Mes Oiseaux‘s cast promises to bloom soon. The stars of Benjamin Millepied’s newest ballet, Tiler Peck and Tyler Angle, are in full flower. And Millepied gave them an uncharacteristically romantic showcase inTwo Hearts, set to a new score by frequent collaborator Nico Muhly.
Millepied has a sophisticated sense of form and structure, of how to manipulate large groups and create duets of engrossing complexity. But most of his older works seem dry and cool, driven only by a compulsive need for order and logic. Two Hearts, on the other hand, has a warm, tender center in its various pas de deux for Peck and Angle, echoed and refracted through the 12 members of its corps de ballet. It’s the story of two people as embodied by 14. The gentle folk accents in Muhly’s luminous score add to the sense of pastoral community (though Rodarte’s jarringly graphic black-and-white costumes would place it at a 1940s beach party).

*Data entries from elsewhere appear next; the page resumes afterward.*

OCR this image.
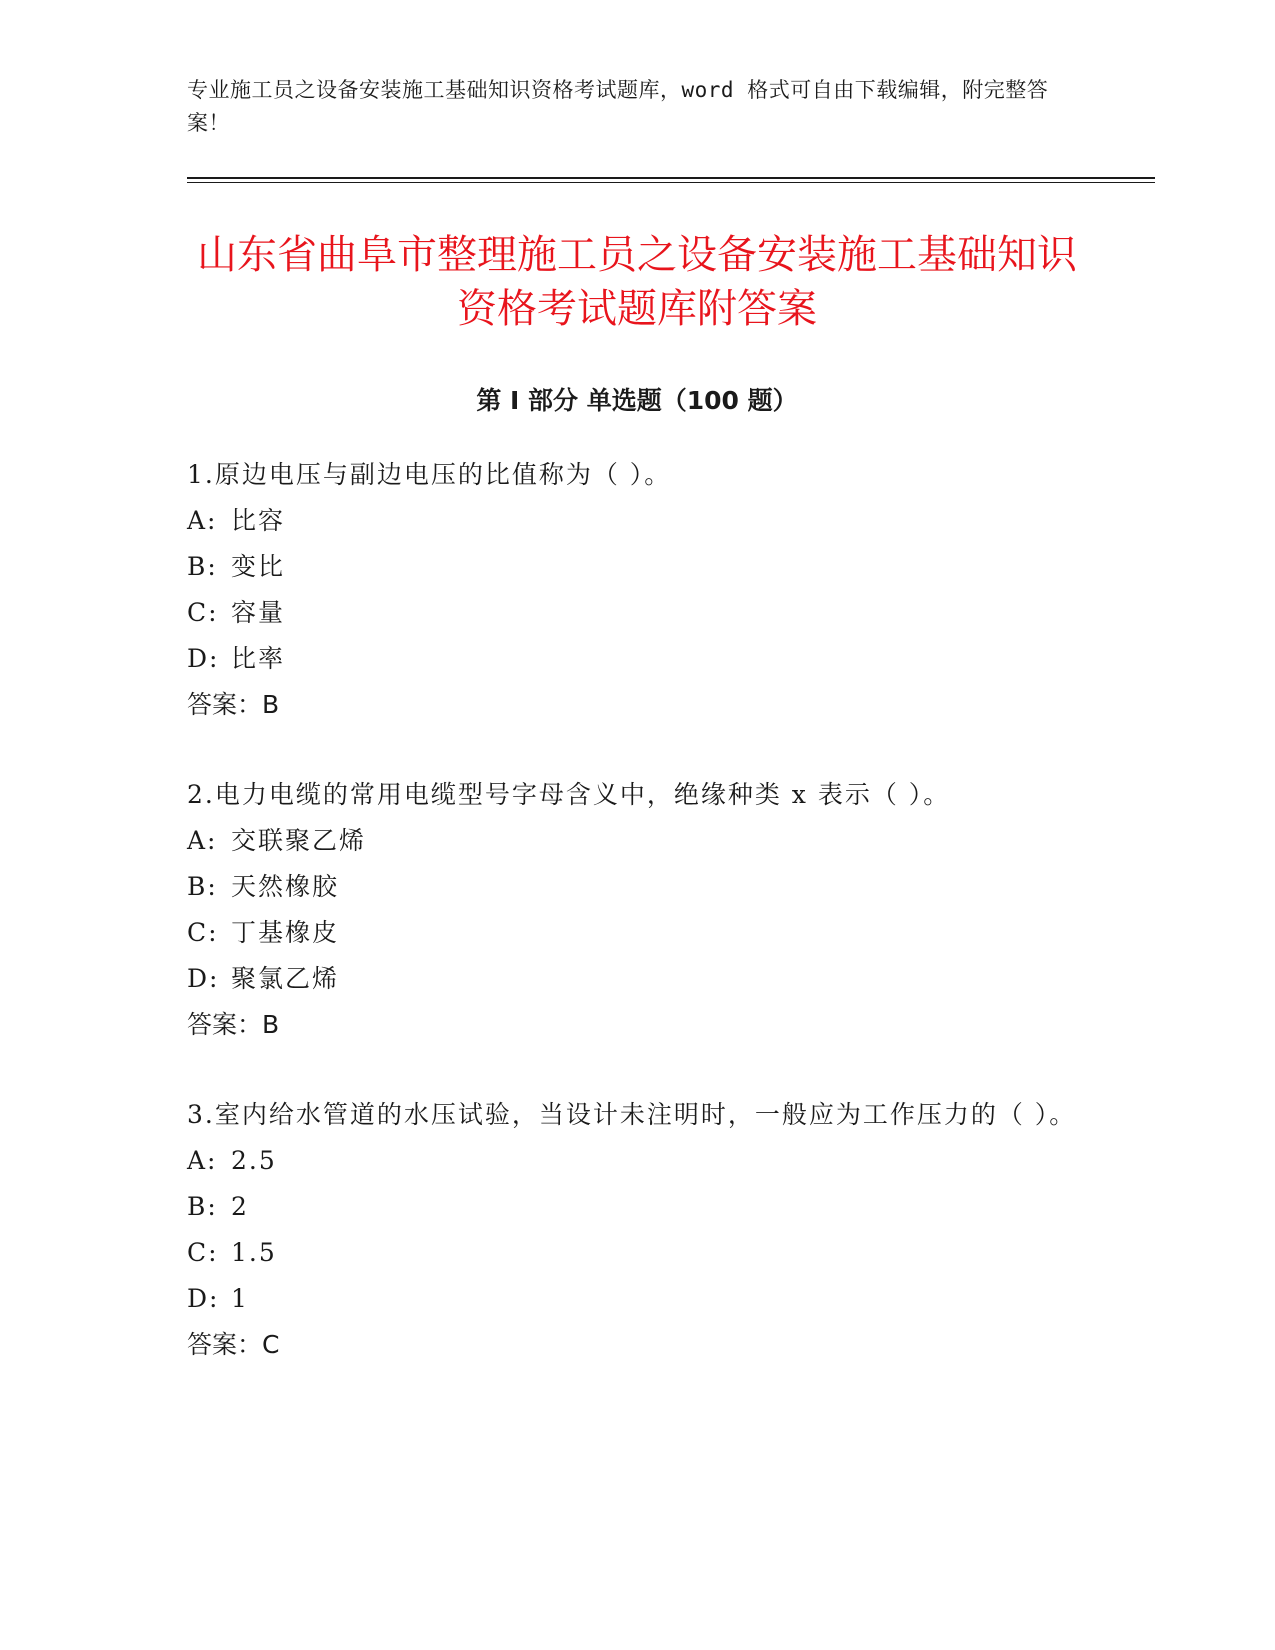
专业施工员之设备安装施工基础知识资格考试题库，word 格式可自由下载编辑，附完整答案！
山东省曲阜市整理施工员之设备安装施工基础知识资格考试题库附答案
第 I 部分 单选题（100 题）

1.原边电压与副边电压的比值称为（ ）。

A: 比容
B: 变比
C: 容量
D: 比率
答案：B

2.电力电缆的常用电缆型号字母含义中，绝缘种类 x 表示（ ）。

A: 交联聚乙烯
B: 天然橡胶
C: 丁基橡皮
D: 聚氯乙烯
答案：B

3.室内给水管道的水压试验，当设计未注明时，一般应为工作压力的（ ）。

A: 2.5
B: 2
C: 1.5
D: 1
答案：C
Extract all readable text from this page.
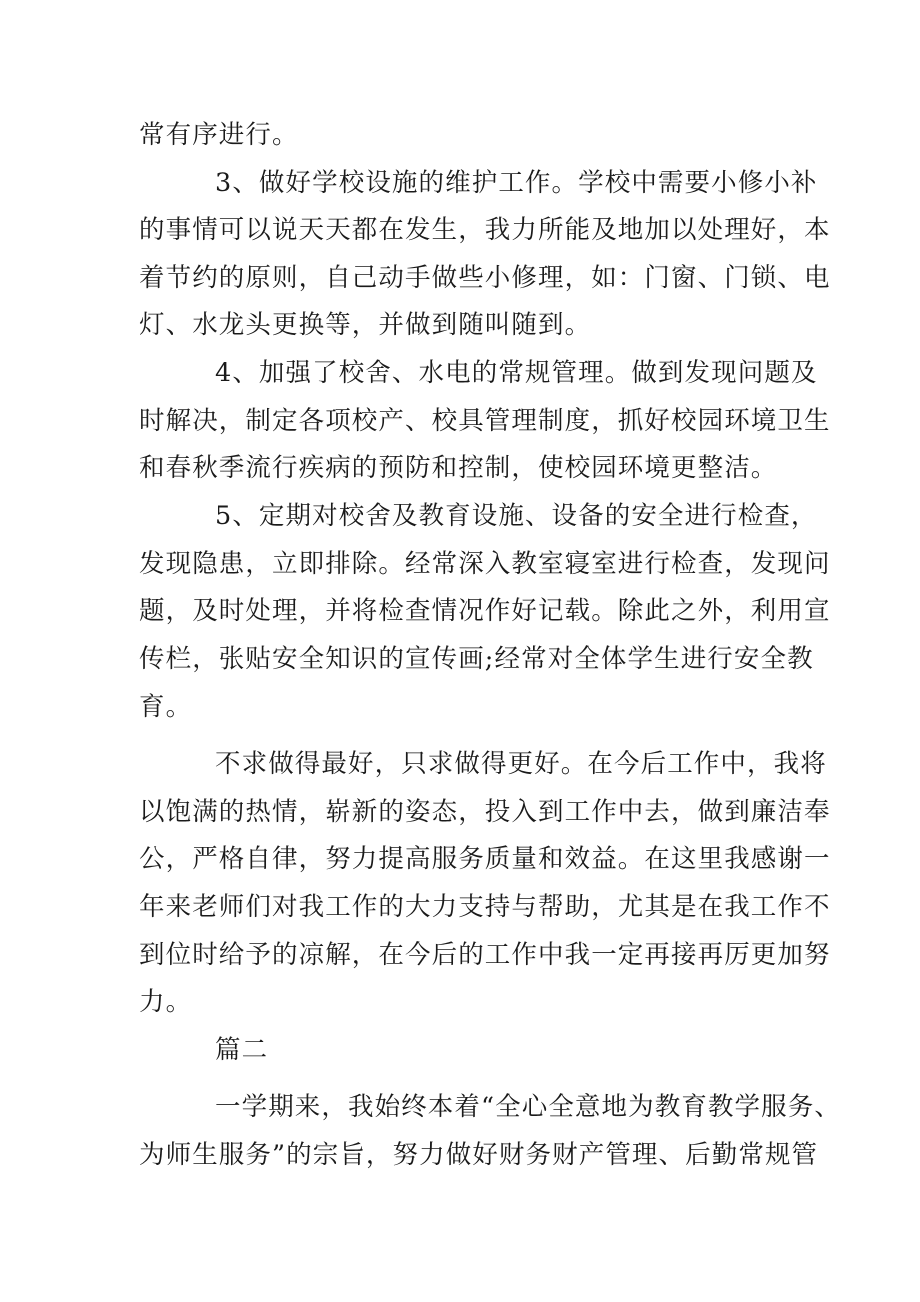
常有序进行。
3、做好学校设施的维护工作。学校中需要小修小补
的事情可以说天天都在发生，我力所能及地加以处理好，本
着节约的原则，自己动手做些小修理，如：门窗、门锁、电
灯、水龙头更换等，并做到随叫随到。
4、加强了校舍、水电的常规管理。做到发现问题及
时解决，制定各项校产、校具管理制度，抓好校园环境卫生
和春秋季流行疾病的预防和控制，使校园环境更整洁。
5、定期对校舍及教育设施、设备的安全进行检查，
发现隐患，立即排除。经常深入教室寝室进行检查，发现问
题，及时处理，并将检查情况作好记载。除此之外，利用宣
传栏，张贴安全知识的宣传画;经常对全体学生进行安全教
育。
不求做得最好，只求做得更好。在今后工作中，我将
以饱满的热情，崭新的姿态，投入到工作中去，做到廉洁奉
公，严格自律，努力提高服务质量和效益。在这里我感谢一
年来老师们对我工作的大力支持与帮助，尤其是在我工作不
到位时给予的凉解，在今后的工作中我一定再接再厉更加努
力。
篇二
一学期来，我始终本着“全心全意地为教育教学服务、
为师生服务”的宗旨，努力做好财务财产管理、后勤常规管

Peck and Angle are rich, full dancers, and as Millepied’s love story turns vaguely tragic, they make it feel epically so. Their final duet is full of half-lifts and almost-theres, a whispered, broken conversation that as danced by these two says more than a virtuosic screaming match. It ends with Angle sitting on the floor and Peck reclining against him, his arm encircling her waist. They look at peace, but we know better.
Balanchine’s Symphony in C is a gorgeous, giddy closer, with its infectiously danceable Bizet score and show-stopping sequences of fleet petit allegro. Yes, the corps de ballet looked ragged; yes, the new costumes are violently, distractingly glittery. But Symphony in C is carried by its four ballerinas, and Thursday’s cast was more than equal to its formidable challenges.
You never need to worry about Megan Fairchild (in the first movement), Ashley Bouder (in the third) and Peck (in the fourth). They’re always rock-solid, firmly in control of their bodies, to the fingertips. Sara Mearns, in the second movement’s haunting adagio, is wilder, less certain. But she commands the stage like no other ballerina. Good dancers hum with electricity; Mearns alters the atmosphere’s electrical charge.